Peki Türkiye’de birinci basamak sağlık hizmetleri ve genel olarak sağlık hizmeti sunum modeli hastaların rahat etmesine olanak veriyor mu? Türkiye’de önceliği birinci basamak sağlık hizmetlerine, koruyucu hekimliğe, hastalanmamaya veren bir sağlık sistemi yok. Gittikçe artan özelleştirmelerle, şehir hastaneleriyle daha da belirgin hale gelen şey insanların hastalanması, çok hekime başvurması ve para kazanma üzerine kurulu sistemdir. “Sağlıkta Dönüşüm”ün temel ayaklarından biri sağlık ocaklarının tasfiyesi ve aile hekimliği sistemine geçiş oldu. Böylelikle toplum tabanlı modelden kayıtlı nüfus tabanlı sisteme geçildi. Bunun sakıncalarını son dönemde pandemide ve depremlerde gördük.

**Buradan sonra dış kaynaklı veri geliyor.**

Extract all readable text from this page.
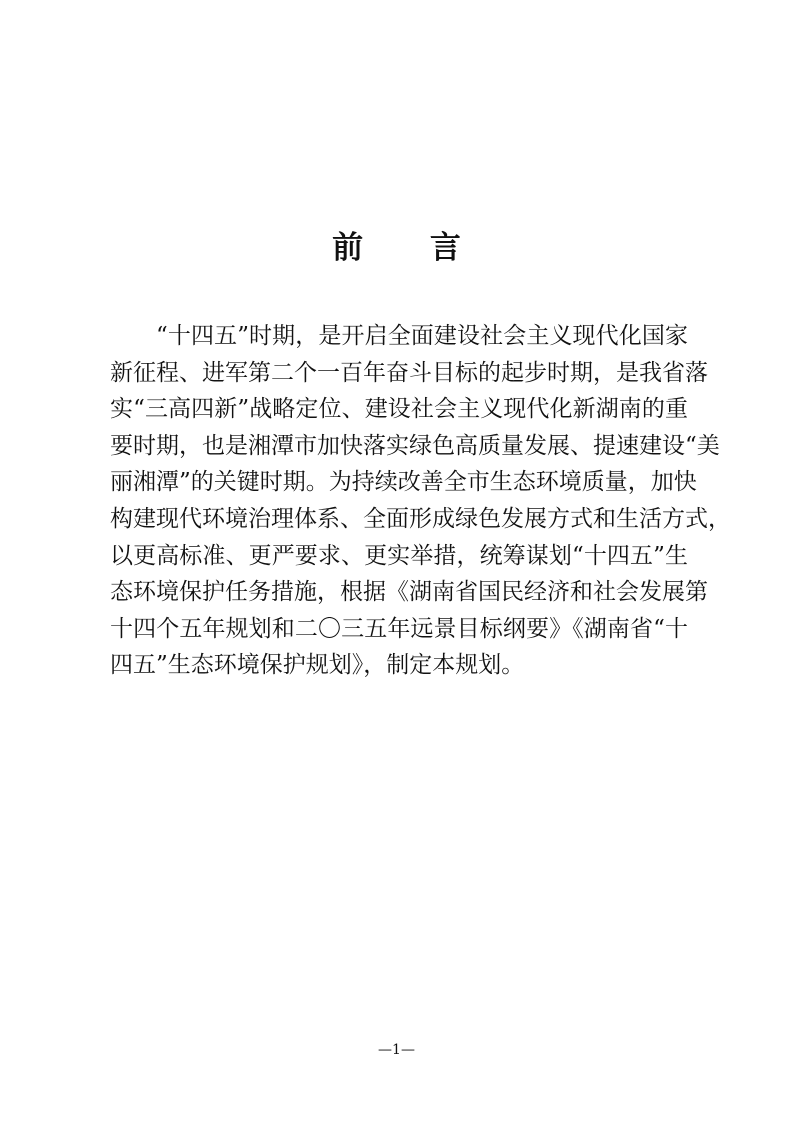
前 言
“十四五”时期，是开启全面建设社会主义现代化国家
新征程、进军第二个一百年奋斗目标的起步时期，是我省落
实“三高四新”战略定位、建设社会主义现代化新湖南的重
要时期，也是湘潭市加快落实绿色高质量发展、提速建设“美
丽湘潭”的关键时期。为持续改善全市生态环境质量，加快
构建现代环境治理体系、全面形成绿色发展方式和生活方式，
以更高标准、更严要求、更实举措，统筹谋划“十四五”生
态环境保护任务措施，根据《湖南省国民经济和社会发展第
十四个五年规划和二〇三五年远景目标纲要》《湖南省“十
四五”生态环境保护规划》，制定本规划。
—1—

Aile hekimlerine getirilen günde 75’in üzerinde hasta bakılınca daha fazla ödeme yapılması modeli aslında sağlığı yönetenlerin bakış açısını çok açık gösteriyor. Birinci basamak sağlık hizmetlerine reva görülen de beş dakikada hasta bakmak, poliklinik sayısını artırmaktır. Aile hekimi başına nüfus halen 3500 dolayındadır. Sevk sistemi getirilmediği, tercih hep hastanecilik yönünde olduğu için bilimsel bir modelden söz etmek mümkün değildir.

OECD çalışmasındaki verilere dönersek, hastaların güven duyacakları bir sağlık hizmetine ulaşmak ve bunu birinci basamaktan başlatmak bu koşullarda mümkün gözükmüyor. Sağlığın piyasalaştığı Türkiye modelinde olmaz. İnsanların gerçekten sağlıklı olabilmesinin yolu, sağlığı hak olarak gören kamucu bir sistemi istemeleri ve mücadele etmelerinden geçiyor.